Thermal and Supra-thermal Electron Properties at Quasi-perpendicular Shocks

Abstract:

We present a statistical study of how the solar wind electron core and halo sub-populations are individually changed when crossing the Earth's quasi-perpendicular bow shock. Thermodynamical quantities are defined and obtained by fitting model functions to the electron distributions sampled by the THEMIS spacecraft. We find that while the core is compressed, the halo is often deflated behind the shock. Both are isotropically heated on a timescale of less than three seconds, and the ratio of the downstream to upstream temperature is a factor five to six for both populations.

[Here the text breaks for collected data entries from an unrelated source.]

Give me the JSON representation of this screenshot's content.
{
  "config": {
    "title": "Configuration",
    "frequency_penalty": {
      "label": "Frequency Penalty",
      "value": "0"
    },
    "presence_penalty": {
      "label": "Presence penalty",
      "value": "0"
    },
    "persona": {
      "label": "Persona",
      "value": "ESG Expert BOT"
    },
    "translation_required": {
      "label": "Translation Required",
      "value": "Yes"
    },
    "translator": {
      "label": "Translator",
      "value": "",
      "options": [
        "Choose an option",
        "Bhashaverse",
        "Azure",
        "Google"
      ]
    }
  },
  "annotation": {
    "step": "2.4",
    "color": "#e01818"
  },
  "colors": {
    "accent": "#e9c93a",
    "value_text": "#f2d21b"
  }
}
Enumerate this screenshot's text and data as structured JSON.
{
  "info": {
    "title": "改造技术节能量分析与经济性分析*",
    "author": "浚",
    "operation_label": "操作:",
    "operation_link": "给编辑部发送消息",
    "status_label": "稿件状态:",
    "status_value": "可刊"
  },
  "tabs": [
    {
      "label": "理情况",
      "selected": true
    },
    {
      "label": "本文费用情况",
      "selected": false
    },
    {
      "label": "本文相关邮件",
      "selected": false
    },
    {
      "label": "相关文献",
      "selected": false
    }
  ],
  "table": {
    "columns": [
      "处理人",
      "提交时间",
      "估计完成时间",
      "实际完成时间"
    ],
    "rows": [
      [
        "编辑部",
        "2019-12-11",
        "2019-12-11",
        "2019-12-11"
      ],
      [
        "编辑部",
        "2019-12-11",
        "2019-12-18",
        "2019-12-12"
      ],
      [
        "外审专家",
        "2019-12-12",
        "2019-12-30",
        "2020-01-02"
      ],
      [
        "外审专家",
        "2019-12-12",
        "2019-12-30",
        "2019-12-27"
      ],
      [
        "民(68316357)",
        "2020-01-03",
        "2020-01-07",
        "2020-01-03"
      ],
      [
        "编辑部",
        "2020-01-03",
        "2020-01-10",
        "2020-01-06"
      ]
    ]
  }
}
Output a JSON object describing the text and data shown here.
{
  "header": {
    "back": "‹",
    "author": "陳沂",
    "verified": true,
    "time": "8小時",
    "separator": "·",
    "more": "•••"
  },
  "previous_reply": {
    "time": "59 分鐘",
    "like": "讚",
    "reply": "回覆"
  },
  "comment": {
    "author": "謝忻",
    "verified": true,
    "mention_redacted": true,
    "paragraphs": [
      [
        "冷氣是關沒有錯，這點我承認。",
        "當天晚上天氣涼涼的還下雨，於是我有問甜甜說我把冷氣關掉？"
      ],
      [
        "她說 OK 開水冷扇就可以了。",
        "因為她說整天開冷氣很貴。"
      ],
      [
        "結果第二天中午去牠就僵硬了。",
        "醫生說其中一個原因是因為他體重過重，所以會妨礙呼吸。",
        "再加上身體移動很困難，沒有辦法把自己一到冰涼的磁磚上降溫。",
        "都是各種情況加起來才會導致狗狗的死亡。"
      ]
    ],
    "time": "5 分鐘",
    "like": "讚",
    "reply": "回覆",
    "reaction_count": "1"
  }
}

The partial pressure ratio between the solar wind core and halo populations is of the order of 10 both upstream and downstream. The $\kappa$ of the halo Kappa distribution goes from an upstream value of $\kappa_{up}=2.5$ to a downstream value $\kappa_{down}=4.5$, taking the halo from a critically balanced non-equilibrium thermodynamical state in the solar wind to a state in thermal near-equilibrium behind the shock.
We find that there is an inverse dependence of the core and halo temperature, density, $\kappa$ and energy density upon the Mach number. Slower shocks are more effective at compressing and heating the core and the halo.
The difference in electron energy density normalized to incident proton kinetic energy density is inversely dependent on Mach number. At Earth's bow shock, the core electron heating accounts for around 10\% of the available incident ram energy, while the halo only 1\%. This quantitiy depends on Mach number but does not seem to depend on the shock $\theta_{Bn}$ angle.